It’s like only half the book was edited. The second half is raging, chaotic, grandiose and arrogant in tone, states assumptions as facts, gives characters inner monologues that are not backed up but anything and overall reads like a clickbait article written on flashcards and then shuffled.
I caught myself mumbling „what?“ multiple times towards the end as the author found it necessary to point out that the titanic sunk in the same year as some event or - completely without context - suddenly disclaiming that he believes that all cases of looted WW2 will be resolved by 2045, which he then doesn’t back up or elaborate on with a single further word.
The reading is similarly bad, getting overexcited at times, stoically trotting on at others and mispronouncing even basic French and German terms do badly that they become incomprehensible.
In summary, unless your rally want to spend 4 hours of your life listening to something that can only be described as a crossover of angry conspiracy talk radio and a clickbait „you won’t believe what happens next“ article, give this one a pass.
The quality of the writing is a shame as the author initially seems to be making a good point, which is utterly lost in the last two hours of disorganized rambling.
2 of 2 people found this review helpful
By Ashley Cox on 16-04-18
Good Story but not Historically Accurate
Would you listen to Breaking van Gogh again? Why?
I would definitely listen to this again. The story is highly interesting covering all angles in which the picture wheat field with Cypresses came into existence.

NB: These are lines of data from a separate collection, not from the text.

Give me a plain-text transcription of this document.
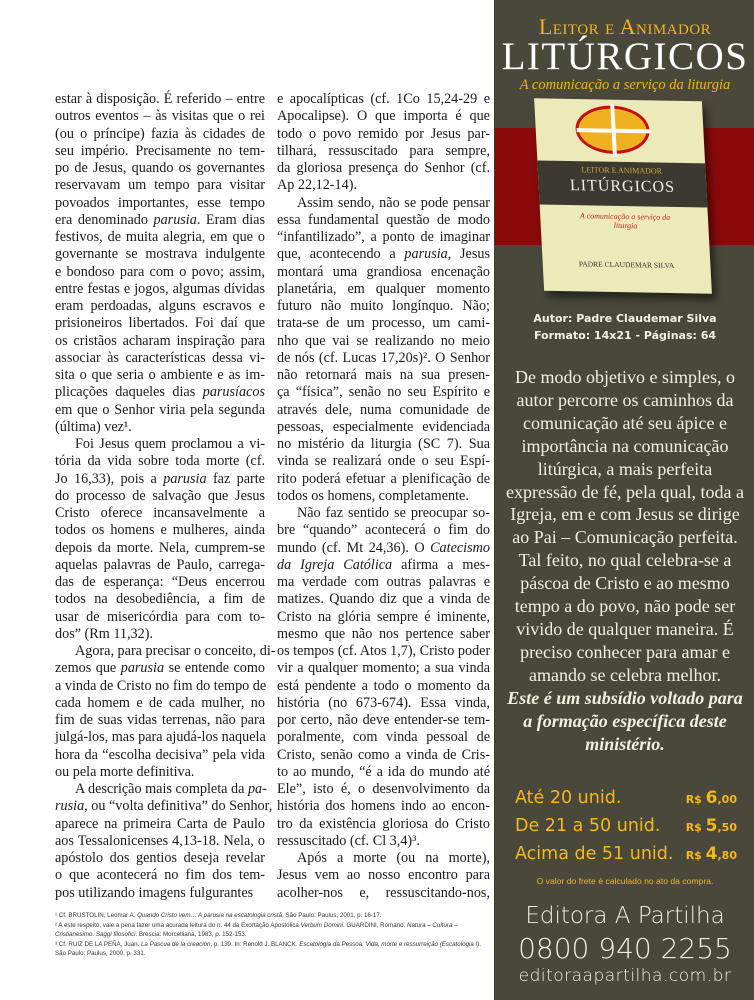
estar à disposição. É referido – entre
outros eventos – às visitas que o rei
(ou o príncipe) fazia às cidades de
seu império. Precisamente no tem-
po de Jesus, quando os governantes
reservavam um tempo para visitar
povoados importantes, esse tempo
era denominado parusia. Eram dias
festivos, de muita alegria, em que o
governante se mostrava indulgente
e bondoso para com o povo; assim,
entre festas e jogos, algumas dívidas
eram perdoadas, alguns escravos e
prisioneiros libertados. Foi daí que
os cristãos acharam inspiração para
associar às características dessa vi-
sita o que seria o ambiente e as im-
plicações daqueles dias parusíacos
em que o Senhor viria pela segunda
(última) vez¹.
Foi Jesus quem proclamou a vi-
tória da vida sobre toda morte (cf.
Jo 16,33), pois a parusia faz parte
do processo de salvação que Jesus
Cristo oferece incansavelmente a
todos os homens e mulheres, ainda
depois da morte. Nela, cumprem-se
aquelas palavras de Paulo, carrega-
das de esperança: “Deus encerrou
todos na desobediência, a fim de
usar de misericórdia para com to-
dos” (Rm 11,32).
Agora, para precisar o conceito, di-
zemos que parusia se entende como
a vinda de Cristo no fim do tempo de
cada homem e de cada mulher, no
fim de suas vidas terrenas, não para
julgá-los, mas para ajudá-los naquela
hora da “escolha decisiva” pela vida
ou pela morte definitiva.
A descrição mais completa da pa-
rusia, ou “volta definitiva” do Senhor,
aparece na primeira Carta de Paulo
aos Tessalonicenses 4,13-18. Nela, o
apóstolo dos gentios deseja revelar
o que acontecerá no fim dos tem-
pos utilizando imagens fulgurantes
e apocalípticas (cf. 1Co 15,24-29 e
Apocalipse). O que importa é que
todo o povo remido por Jesus par-
tilhará, ressuscitado para sempre,
da gloriosa presença do Senhor (cf.
Ap 22,12-14).
Assim sendo, não se pode pensar
essa fundamental questão de modo
“infantilizado”, a ponto de imaginar
que, acontecendo a parusia, Jesus
montará uma grandiosa encenação
planetária, em qualquer momento
futuro não muito longínquo. Não;
trata-se de um processo, um cami-
nho que vai se realizando no meio
de nós (cf. Lucas 17,20s)². O Senhor
não retornará mais na sua presen-
ça “física”, senão no seu Espírito e
através dele, numa comunidade de
pessoas, especialmente evidenciada
no mistério da liturgia (SC 7). Sua
vinda se realizará onde o seu Espí-
rito poderá efetuar a plenificação de
todos os homens, completamente.
Não faz sentido se preocupar so-
bre “quando” acontecerá o fim do
mundo (cf. Mt 24,36). O Catecismo
da Igreja Católica afirma a mes-
ma verdade com outras palavras e
matizes. Quando diz que a vinda de
Cristo na glória sempre é iminente,
mesmo que não nos pertence saber
os tempos (cf. Atos 1,7), Cristo poder
vir a qualquer momento; a sua vinda
está pendente a todo o momento da
história (no 673-674). Essa vinda,
por certo, não deve entender-se tem-
poralmente, com vinda pessoal de
Cristo, senão como a vinda de Cris-
to ao mundo, “é a ida do mundo até
Ele”, isto é, o desenvolvimento da
história dos homens indo ao encon-
tro da existência gloriosa do Cristo
ressuscitado (cf. Cl 3,4)³.
Após a morte (ou na morte),
Jesus vem ao nosso encontro para
acolher-nos e, ressuscitando-nos,
¹ Cf. BRUSTOLIN, Leomar A. Quando Cristo vem… A parusia na escatologia cristã. São Paulo: Paulus, 2001, p. 16-17.
² A este respeito, vale a pena fazer uma acurada leitura do n. 44 da Exortação Apostólica Verbum Domini. GUARDINI, Romano. Natura – Cultura – Cristianesimo. Saggi filosofici. Brescia: Morcelliana, 1983, p. 152-153.
³ Cf. RUIZ DE LA PEÑA, Juan. La Pascua de la creación, p. 139. In: Renold J. BLANCK. Escatologia da Pessoa. Vida, morte e ressurreição (Escatologia I). São Paulo: Paulus, 2000, p. 331.
Leitor e Animador
LITÚRGICOS
A comunicação a serviço da liturgia
LEITOR E ANIMADOR
LITÚRGICOS
A comunicação a serviço da liturgia
PADRE CLAUDEMAR SILVA
Autor: Padre Claudemar Silva
Formato: 14x21 - Páginas: 64
De modo objetivo e simples, o autor percorre os caminhos da comunicação até seu ápice e importância na comunicação litúrgica, a mais perfeita expressão de fé, pela qual, toda a Igreja, em e com Jesus se dirige ao Pai – Comunicação perfeita. Tal feito, no qual celebra-se a páscoa de Cristo e ao mesmo tempo a do povo, não pode ser vivido de qualquer maneira. É preciso conhecer para amar e amando se celebra melhor.
Este é um subsídio voltado para a formação específica deste ministério.
Até 20 unid.	R$ 6,00
De 21 a 50 unid. R$ 5,50
Acima de 51 unid. R$ 4,80
O valor do frete é calculado no ato da compra.
Editora A Partilha
0800 940 2255
editoraapartilha.com.br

What was the most interesting aspect of this story? The least interesting?
I knew virtually nothing about this topic and don't follow art or the art world but I was entertained the entire time. It was written very well with plots rises and suspension to keep you wanting to listen.
Have you listened to any of Jeff Cummings’s other performances before? How does this one compare?
This is the first for me.
Was there a moment in the book that particularly moved you?
I think the areas where he discussed Vincent Van Gogh and how his mental illness and lead poisoning was the reason for his ability to see color so vividly was so heart breaking for me. It made me realize that while we love looking at the art work we hate the reasons that inspired the art work and there's such a bitter irony there.
Any additional comments?
The only thing I didn't like about this book was that while it's discussing historical events the author has a highly emotional spin on everything. Many facts are listed as facts instead of emotional conjecture and that bothered me. The story was well written and presented but sometimes the conclusions were listed as facts when in reality we have no way of knowing and or no evidence. I wish the author had been more clear about this.